The OTSC system, being a very contractile, super-elastic nickel titanium alloy, provides
tissue apposition that is far superior to that of traditional clipping. Hemostasis
is achieved by a combination of the following two mechanisms: (1) sealing the blood
vessel; and (2) closing off an ulcer. However, the main mechanism appears to be that
of “tissue compression” that occurs by compressing the surrounding tissue around the
vessel. Although it is possible to close an ulcer by applying the OTSC directly on
a bleeding vessel, it is believed that the above-mentioned “tissue compression” mechanism
better explains the hemostatic mechanisms.
These characteristics enable us to overcome the limitations of TTS used in the compression
of limited amounts of tissue, especially in the presence of scarred and hardened tissue
or inflammatory mucosa with a hemostatic effect not sufficient for large-sized vessels.
In addition, standard clips often detach from these lesions and induce more bleeding
by lacerating the vessel. Nevertheless, we acknowledge the limitations of the OTSC
system and agree with Asokkumar et al. [26 ] who have identified the following three common patterns that result in OTSC failure:
(1) delayed closure of OTSC occurring in lesions with large caliber arteries and those
with a deep fibrotic base; (2) shallow placement of OTSC resulting from inadequate
suction or premature clip deployment; and (3) misplacement of OTSC because of poor
visualization, difficult anatomy, and unstable endoscope position.
This study has certain limitations. First, because of the retrospective design, selection
bias and confounding factors could affect the study validity. In order to limit the
selection bias, all of the consecutive patients who underwent a hemostasis procedure
for NVUGIB were considered for enrollment. However, owing to the retrospective nature
of the study, complete information for all of the eligible patients was not available.
Thus, 30 % of the eligible patients were excluded. In order to reduce the confounding
factors in the two cohorts, propensity score analysis was applied to the study design.

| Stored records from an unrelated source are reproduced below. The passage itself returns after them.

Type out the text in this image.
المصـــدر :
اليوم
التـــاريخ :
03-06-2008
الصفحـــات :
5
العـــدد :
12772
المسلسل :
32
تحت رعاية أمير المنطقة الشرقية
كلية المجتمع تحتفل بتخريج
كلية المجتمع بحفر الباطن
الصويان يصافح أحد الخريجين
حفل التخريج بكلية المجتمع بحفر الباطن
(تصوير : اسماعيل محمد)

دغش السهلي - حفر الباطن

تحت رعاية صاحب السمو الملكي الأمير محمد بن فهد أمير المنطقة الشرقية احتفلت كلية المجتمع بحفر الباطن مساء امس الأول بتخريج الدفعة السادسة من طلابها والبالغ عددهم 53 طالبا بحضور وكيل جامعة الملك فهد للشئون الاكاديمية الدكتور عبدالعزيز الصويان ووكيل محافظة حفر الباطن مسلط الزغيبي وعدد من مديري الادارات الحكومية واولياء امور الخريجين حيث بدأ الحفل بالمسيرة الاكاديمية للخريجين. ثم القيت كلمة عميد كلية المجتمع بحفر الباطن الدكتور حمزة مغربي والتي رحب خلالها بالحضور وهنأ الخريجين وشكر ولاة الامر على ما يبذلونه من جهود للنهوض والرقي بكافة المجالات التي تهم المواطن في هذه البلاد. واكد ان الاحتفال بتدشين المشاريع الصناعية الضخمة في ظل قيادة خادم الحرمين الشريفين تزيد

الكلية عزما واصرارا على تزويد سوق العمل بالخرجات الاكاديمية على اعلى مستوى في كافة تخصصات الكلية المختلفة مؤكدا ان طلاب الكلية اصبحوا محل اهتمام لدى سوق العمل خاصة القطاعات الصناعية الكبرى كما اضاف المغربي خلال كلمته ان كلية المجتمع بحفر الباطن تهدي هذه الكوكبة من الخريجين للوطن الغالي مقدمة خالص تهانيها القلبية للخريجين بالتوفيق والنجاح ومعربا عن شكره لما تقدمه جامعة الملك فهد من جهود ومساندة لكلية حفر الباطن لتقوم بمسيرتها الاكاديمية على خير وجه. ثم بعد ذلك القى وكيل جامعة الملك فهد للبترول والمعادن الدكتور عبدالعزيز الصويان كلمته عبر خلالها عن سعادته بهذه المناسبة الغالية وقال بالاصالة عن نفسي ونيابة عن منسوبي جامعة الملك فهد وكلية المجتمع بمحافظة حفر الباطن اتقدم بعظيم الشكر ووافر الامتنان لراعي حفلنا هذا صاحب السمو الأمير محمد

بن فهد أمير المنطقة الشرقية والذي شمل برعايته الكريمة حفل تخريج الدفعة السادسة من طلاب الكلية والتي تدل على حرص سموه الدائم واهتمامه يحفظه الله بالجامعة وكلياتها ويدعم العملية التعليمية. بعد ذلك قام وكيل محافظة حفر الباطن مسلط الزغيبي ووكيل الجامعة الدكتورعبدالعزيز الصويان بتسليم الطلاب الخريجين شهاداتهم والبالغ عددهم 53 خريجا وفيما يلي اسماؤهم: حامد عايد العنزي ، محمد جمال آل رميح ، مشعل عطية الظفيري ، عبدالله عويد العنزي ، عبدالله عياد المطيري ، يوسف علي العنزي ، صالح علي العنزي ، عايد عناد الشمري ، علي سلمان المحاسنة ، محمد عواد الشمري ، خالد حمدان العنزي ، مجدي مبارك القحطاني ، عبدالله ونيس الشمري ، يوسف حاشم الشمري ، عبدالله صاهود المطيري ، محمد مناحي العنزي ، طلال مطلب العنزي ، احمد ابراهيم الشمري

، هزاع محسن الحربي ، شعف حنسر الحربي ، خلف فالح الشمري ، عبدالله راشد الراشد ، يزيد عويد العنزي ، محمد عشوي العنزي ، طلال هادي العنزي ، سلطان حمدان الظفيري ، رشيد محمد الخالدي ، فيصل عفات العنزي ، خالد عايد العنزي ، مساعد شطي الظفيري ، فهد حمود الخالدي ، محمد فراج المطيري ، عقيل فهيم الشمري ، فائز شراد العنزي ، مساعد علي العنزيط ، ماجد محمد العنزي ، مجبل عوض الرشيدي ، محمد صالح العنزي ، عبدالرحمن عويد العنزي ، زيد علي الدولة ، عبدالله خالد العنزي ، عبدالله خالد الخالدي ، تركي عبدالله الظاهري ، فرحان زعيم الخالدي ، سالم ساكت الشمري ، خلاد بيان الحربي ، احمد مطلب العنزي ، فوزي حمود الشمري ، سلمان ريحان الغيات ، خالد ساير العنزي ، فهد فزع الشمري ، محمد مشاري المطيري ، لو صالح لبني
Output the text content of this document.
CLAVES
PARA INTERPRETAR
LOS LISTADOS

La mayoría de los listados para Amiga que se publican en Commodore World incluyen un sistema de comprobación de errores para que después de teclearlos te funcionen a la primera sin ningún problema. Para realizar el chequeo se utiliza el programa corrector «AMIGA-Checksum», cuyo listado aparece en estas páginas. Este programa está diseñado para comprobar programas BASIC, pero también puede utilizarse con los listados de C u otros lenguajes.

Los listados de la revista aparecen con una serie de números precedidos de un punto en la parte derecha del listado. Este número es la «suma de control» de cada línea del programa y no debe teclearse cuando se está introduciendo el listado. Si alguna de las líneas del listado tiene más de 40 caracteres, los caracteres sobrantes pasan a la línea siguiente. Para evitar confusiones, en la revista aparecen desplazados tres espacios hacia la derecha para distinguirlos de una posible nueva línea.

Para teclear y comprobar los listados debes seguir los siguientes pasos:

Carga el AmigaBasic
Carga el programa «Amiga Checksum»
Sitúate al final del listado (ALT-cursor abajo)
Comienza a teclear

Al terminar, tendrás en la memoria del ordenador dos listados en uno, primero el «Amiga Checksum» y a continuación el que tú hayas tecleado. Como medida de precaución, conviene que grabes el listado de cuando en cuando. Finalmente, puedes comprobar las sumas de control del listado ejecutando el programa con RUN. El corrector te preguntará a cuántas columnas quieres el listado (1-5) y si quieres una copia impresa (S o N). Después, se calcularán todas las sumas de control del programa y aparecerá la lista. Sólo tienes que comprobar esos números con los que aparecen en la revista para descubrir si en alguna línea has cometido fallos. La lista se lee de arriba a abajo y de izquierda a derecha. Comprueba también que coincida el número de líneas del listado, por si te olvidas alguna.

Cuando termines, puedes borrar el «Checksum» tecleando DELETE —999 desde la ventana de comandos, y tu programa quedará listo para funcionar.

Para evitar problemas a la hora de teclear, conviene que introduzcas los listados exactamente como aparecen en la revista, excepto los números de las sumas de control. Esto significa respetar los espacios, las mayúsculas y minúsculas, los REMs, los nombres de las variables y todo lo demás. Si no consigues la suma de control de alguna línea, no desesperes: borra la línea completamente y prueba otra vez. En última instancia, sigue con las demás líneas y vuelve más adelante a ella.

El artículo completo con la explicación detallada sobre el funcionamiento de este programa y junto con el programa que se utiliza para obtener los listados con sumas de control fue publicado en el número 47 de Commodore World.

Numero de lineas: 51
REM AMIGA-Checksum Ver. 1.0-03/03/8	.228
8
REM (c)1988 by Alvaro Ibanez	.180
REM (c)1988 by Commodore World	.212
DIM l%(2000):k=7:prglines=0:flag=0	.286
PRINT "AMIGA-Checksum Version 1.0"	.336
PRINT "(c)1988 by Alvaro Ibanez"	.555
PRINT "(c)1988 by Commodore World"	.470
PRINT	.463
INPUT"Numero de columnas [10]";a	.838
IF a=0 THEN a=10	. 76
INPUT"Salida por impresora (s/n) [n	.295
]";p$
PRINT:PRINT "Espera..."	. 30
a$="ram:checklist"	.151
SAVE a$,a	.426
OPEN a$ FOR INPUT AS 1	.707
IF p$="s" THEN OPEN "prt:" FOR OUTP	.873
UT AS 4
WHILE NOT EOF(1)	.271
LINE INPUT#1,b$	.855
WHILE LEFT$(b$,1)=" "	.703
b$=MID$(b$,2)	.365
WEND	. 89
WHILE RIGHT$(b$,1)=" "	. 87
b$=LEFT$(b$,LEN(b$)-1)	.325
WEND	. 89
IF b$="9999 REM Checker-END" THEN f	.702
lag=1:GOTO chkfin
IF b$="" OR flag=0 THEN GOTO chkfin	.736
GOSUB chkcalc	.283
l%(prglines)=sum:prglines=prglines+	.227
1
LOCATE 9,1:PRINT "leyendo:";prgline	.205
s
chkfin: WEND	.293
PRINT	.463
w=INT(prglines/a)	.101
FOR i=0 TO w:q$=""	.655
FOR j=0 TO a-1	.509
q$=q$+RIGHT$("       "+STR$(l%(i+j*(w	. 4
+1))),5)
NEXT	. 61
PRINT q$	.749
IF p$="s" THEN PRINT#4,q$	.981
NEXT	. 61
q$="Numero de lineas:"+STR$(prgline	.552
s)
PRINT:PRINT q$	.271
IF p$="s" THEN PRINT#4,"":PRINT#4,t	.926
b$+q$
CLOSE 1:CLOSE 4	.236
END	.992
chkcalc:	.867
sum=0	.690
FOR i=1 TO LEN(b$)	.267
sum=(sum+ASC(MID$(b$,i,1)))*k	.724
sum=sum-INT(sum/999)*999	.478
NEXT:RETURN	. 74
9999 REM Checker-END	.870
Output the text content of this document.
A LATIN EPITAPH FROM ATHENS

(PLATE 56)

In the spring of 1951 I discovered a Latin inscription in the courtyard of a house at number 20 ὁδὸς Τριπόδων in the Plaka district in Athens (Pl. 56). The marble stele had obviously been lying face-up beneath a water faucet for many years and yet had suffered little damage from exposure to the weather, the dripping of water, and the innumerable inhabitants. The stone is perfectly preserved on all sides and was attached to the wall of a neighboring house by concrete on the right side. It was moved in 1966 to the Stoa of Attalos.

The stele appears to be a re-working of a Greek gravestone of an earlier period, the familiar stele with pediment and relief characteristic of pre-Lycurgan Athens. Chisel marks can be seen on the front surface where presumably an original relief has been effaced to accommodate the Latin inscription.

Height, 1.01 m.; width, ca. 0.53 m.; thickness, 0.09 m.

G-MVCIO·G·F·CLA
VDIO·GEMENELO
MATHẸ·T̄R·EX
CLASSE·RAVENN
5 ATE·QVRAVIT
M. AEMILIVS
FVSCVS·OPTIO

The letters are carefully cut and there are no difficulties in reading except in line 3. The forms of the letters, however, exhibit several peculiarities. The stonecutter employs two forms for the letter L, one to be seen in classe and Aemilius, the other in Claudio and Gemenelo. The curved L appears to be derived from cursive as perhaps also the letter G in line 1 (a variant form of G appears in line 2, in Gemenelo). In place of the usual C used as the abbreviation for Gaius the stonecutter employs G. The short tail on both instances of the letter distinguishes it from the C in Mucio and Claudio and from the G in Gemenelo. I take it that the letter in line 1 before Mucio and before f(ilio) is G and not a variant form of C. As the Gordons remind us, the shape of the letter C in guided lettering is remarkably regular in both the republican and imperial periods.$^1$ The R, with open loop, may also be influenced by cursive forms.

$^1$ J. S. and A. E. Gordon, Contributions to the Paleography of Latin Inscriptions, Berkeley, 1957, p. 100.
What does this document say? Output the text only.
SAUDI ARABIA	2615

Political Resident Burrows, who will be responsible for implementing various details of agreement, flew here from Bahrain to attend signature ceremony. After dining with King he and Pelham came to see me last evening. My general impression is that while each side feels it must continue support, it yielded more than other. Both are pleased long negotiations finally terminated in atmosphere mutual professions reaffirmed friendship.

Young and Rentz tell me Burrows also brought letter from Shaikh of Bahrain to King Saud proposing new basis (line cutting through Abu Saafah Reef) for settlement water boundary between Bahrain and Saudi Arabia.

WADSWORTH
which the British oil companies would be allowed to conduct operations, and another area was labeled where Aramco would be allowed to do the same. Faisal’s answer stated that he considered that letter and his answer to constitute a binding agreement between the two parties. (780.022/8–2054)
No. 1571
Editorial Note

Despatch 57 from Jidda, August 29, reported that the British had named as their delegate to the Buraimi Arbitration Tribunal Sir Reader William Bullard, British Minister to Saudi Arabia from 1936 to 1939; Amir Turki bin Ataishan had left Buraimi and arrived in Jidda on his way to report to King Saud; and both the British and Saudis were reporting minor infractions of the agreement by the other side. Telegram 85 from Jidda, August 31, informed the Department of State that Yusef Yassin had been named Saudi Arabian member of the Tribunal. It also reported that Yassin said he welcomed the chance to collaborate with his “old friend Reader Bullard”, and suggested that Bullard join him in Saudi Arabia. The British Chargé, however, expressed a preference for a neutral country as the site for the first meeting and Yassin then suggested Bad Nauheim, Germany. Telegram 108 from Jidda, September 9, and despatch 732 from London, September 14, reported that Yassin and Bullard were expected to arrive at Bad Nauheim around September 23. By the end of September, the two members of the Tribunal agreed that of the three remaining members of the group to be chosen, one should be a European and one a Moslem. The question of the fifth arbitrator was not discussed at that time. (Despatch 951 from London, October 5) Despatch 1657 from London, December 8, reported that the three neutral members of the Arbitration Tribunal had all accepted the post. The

This strategy to reduce the confounding has an unavoidable limitation because it reduces
the sample size. In our study, the post-hoc power (84 patients in each group, with
a 0.05 alpha error and rebleeding rates of 20 % in the conventional group and 8 %
in the OTSC group) is 61.2 %, which is slightly underpowered in comparison to the
standard reference value (80 %). Second, propensity score matching may lead to increased
covariate imbalance called the propensity score paradox [27 ]. Despite progressive pruning of the matched sets, the application of a caliper width
of 0.1 should avoid pruning near the lowest region of the imbalance trend. However,
it is possible that the nested variables influence the outcome. For example, it was
not possible to assess the severity of the comorbidities, and this could affect the
outcome. Moreover, the difference between the length of recovery in the two groups
could be associated with the severity of comorbidities in the patients which was not
scored in this study. Furthermore, the temporal relationship with the rebleeding rate
was difficult to assess because, after the introduction of the OTSC device in our
center in 2012, we preferred OTSC over TTS because of its observed, although empiric,
major efficacy in hemostasis. Thus, most of the control patients were those treated
before 2012, and during the study period, the skill level of the operators could have
changed. Thus, we suggest using OTSC as the first-line treatment for lesions with
a high risk of rebleeding in patients with a high risk Rockall score. Finally, randomized
controlled trials and a formal cost-effectiveness analysis are needed to determine
the impact of the first-line use of OTSC in patients with high risk NVUGIB.